連携して動作してこそ役立つ2017年のITキーワード

 2017年、企業が新たなイノベーションを起こすための大きなパワーになるITとはどんなものか。それは、「IoT(Internet of Things)」「AI(人工知能)」「クラウド」の“連立方程式”を解き明かすことではないかと筆者は考える。

 なぜか。目的とするイノベーションに対して、IoTがもたらすビッグデータを、AIを活用して効果的に分析し、最適解を追求する。クラウドがその一連の処理を高速かつ安全に支える。つまり、IoTとAIとクラウドは連携して動作してこそ役に立つ。この連立方程式を解き明かしてこそ、ITは企業のイノベーションに大きなパワーをもたらすと考えるからだ。

 新年早々、少々理屈をこねたかもしれないが、改めて一言申し上げたいのは、2017年のIT市場におけるキーワードはIoT、AI、クラウドの3つであり、それらを連立方程式に見立てて解き明かすことが重要ではないか、ということだ。この3つのキーワードについては、ITベンダー各社の経営トップも2017年の年頭所感で数多く取り上げている。その中から興味深いコメントの概要をキーワードごとに紹介しておこう。

 まず、IoTについては、シスコシステムズの鈴木みゆき社長が次のように語っている。

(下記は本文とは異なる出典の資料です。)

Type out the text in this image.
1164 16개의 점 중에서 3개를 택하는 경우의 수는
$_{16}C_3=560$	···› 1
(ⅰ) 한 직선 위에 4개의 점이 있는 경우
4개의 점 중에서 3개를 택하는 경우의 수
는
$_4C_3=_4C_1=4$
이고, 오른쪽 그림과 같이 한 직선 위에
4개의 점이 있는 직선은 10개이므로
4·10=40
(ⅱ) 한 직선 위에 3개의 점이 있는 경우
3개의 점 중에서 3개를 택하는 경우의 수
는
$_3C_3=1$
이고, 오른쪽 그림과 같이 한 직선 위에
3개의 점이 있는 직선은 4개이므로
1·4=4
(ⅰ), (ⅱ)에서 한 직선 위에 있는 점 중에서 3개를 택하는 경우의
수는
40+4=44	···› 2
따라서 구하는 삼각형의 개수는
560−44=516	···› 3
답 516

 「IoTはこれまで概念だったものが、一歩進んで実装段階に移ってきたといえよう。製造業からスマートシティと呼ばれる行政を巻き込んだもの、ヘルスケア、教育、エネルギー、交通など、さまざまな分野に広がりを見せている」

 概念から実装段階へ。IoTに対するこの認識は多くの人に共通しているだろう。

AIは期待から実感へ、基幹ITのクラウドはこれからが本番

 AIについては、日本IBMのポール与那嶺社長のコメントが興味深い。

 「2016年はAI活用への注目と期待が高まった1年だった。IBMではAIを“Augmented Intelligence(拡張知能)”として人間の知識を拡張し増強するものと定義し、IBM Watsonを中核とするコグニティブソリューションとしてお客様に提供している。2017年はAIへの取り組みが大きく広がることによって、期待が実感へと変わる年になる。時代の変化を先取りして早期にAIに取り組み、さらにはそれをトリガーとした事業変革へと大胆に取り組んでいくことが成長のカギになるだろう」

 2017年はAIへの期待が実感へと変わる年。与那嶺氏のこの見解は、それこそ多くの人が期待していることだろう。それにしてもAIを「拡張知能」と定義付けるとは、従来のAIという言葉遣いを避けてきたIBMらしい差別化戦略である。

 そしてクラウドについては、日本オラクルの杉原博茂社長が次のように語っている。

 「企業や社会の重要な基幹ITを支える領域でのクラウド活用はこれからが本番だ。従来と比較し既存システムの運用管理コストを大幅に削減できるとともに、どこにいても必要な時に必要なだけ、迅速かつ俊敏に最新のITを構築、活用することができる。また、事業環境の変化に円滑に対応できる柔軟性も得られる。最小のリソースで最大のビジネス効果をもたらすためには、既存の仕組みをクラウドへ移行することが規模を問わず必要不可欠になってきた」

 企業や社会の重要な基幹ITを支える領域でのクラウド活用はこれからが本番。この認識は筆者も同感である。あとのコメントはクラウドのメリットを並べたものだが、年頭所感の多くをクラウドの訴求に割いたところに、オラクルのクラウド事業への本気度がうかがえる。

 以上の3氏のコメントは、筆者が3つのキーワードを挙げた理由と同じである。この3つのキーワードによる連立方程式を解き明かせば、企業にとって新たなイノベーションの大きなパワーになることを、改めて強調しておきたい。